The geographic map has been designed as an intuitive visualization of spatial datasets, for example the distribution of news articles or social media postings. Triggered by a search query, the system analyzes the set of matching documents to determine all referenced locations.
While the notion of a Geospatial Web  has inspired our work for the better part of the last decade, the March 2017 release Mangrove Monitor takes webLyzard’s geospatial analytics capabilities to a new level. The geographic map has been rebuilt from scratch for optimized performance and a more effective information design, using custom base layers and adaptive tooltips to adapt the map to specific tasks, or export it for reuse in external applications.
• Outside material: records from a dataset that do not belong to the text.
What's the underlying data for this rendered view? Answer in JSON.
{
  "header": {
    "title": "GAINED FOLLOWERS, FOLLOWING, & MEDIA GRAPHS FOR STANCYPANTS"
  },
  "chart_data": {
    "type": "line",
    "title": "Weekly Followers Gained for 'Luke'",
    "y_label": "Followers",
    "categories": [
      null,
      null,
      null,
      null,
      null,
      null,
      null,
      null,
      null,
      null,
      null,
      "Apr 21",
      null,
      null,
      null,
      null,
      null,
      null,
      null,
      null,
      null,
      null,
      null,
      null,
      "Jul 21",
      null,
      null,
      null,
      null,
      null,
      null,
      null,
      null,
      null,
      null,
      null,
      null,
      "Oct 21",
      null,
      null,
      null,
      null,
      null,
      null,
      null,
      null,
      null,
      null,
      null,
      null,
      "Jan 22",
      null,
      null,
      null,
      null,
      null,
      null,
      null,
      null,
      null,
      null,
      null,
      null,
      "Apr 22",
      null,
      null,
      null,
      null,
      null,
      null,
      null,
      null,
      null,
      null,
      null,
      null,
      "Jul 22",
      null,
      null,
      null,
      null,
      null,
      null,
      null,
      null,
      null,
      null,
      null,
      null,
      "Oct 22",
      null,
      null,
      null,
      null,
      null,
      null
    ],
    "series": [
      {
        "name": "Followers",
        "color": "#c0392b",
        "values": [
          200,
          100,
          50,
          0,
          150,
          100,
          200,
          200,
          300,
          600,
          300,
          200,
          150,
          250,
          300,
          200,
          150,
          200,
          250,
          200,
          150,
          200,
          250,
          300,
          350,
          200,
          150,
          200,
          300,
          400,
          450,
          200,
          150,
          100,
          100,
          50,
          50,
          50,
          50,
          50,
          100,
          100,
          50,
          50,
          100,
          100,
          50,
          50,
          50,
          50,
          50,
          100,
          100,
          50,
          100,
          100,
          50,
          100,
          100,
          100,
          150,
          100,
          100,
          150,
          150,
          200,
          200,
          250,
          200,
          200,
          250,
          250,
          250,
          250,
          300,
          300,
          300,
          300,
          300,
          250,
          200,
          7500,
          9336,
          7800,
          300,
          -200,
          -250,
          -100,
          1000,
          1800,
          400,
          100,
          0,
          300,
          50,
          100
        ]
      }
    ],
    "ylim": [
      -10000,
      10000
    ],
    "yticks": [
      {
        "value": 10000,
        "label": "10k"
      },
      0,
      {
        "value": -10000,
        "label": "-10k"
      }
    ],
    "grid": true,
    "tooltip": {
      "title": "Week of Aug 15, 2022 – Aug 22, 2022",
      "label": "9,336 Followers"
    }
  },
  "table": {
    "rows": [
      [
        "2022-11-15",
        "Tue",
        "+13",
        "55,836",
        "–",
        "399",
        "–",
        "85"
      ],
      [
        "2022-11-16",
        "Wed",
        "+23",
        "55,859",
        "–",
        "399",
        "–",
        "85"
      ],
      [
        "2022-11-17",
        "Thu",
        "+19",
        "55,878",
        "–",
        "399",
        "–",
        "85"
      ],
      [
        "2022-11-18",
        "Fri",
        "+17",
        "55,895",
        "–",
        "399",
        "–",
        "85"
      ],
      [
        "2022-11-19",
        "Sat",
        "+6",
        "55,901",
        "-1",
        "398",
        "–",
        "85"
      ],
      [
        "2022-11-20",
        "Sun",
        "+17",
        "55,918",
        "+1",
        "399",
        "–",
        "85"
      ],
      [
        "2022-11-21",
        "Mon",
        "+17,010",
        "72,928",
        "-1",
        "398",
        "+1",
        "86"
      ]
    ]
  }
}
Try out the dashboard at asap.weblyzard.com
Layout and Data Representation
Dynamic updates triggered by user interactions help analysts understand the geographic context of their queries without interrupting their workflow. Layout and color scheme of the geographic map depend on the chosen base layer, which enriches the display and adds geographic details. Single documents or document clusters are shown as circles of different size and color:
- The position of circles is determined by the coordinates – i.e., longitude and latitude – of locations (cities, countries, landmarks, etc.) that were identified in the documents.
- The size of the circles is proportional to the number of documents referring to a specific position.
- The color represents either one of the selected topics, or metadata attributes such as sentiment. In the case of sentiment, for example, the color ranges from red (negative) to grey (neutral) and green (positive). Colors vary in saturation, depending on the degree of polarity – vivid colors indicate emotionally charged issues, less saturated shades a more neutral coverage.
- Optional Arcs connect referenced locations with the origin of the documents (i.e., the locations of authors or publishers). Accessible via the menu in the lower left corner, this feature allows analysts to explore which locations are frequently mentioned by a particular country’s news media channels.
The full potential of the geographic map unfolds in conjunction with the drill-down capabilities of adaptive tooltips. Based on the user’s current context (country shape, point of interest, etc.), the tooltip displays the most relevant information in a local context, and the option to restrict or extend the search.
- Hovering over a circle activates a document preview and a tooltip with a line chart and top associations with this particular location. Additionally, all arcs that point to this location are displayed with higher opacity, emphasizing in which countries this location is being discussed.
- Clicking on a circle or country displays an extended tooltip with context-specific actions: (i) Focus on this Point and show results within a 100 km radius, automatically extended to 1000 km in case of sparse coverage, (ii) Replace the current search with a search for mentions of this location, and (iii) Restrict or Extend the search via Boolean operators (AND, OR).
- Zooming is available via the mouse wheel or double click, while clicking and dragging enables a seamless panning of the entire display.
Details on Demand
Advancing the State of the Art
Developed as part of the ASAP and PHEME research projects, the geographic map is capable of processing very large datasets and has been tested with search queries returning more than 100 million documents. The screenshot above shows the maximized version zoomed to street level, including an adaptive tooltip for on-the-fly query refinements. It presents anonymized cell tower activity data for the City of Rome (blue markers), and overlays this information with geotagged Twitter postings (green = positive; red = negative); e.g., to identify communication hotspots during an event. This shows how semantic technologies in conjunction with advanced visual tools can transform statistical data into valuable repositories of actionable knowledge .
- Scharl, A. and Tochtermann, K., Eds. (2007). The Geospatial Web – How Geo-Browsers, Social Software and the Web 2.0 are Shaping the Network Society. London: Springer.
- Bostock, M., Ogievetsky, V. and Heer, J. (2011). “D3: Data-Driven Documents”, IEEE Transactions on Visualization and Computer Graphics, 17(12): 2301-2309.
- Brasoveanu, A.M.P., Sabou, M., Scharl, A., Hubmann-Haidvogel, A. and Fischl, D. (2017). “Visualizing Statistical Linked Knowledge for Decision Support”, Semantic Web Journal, 8(1): 113-137.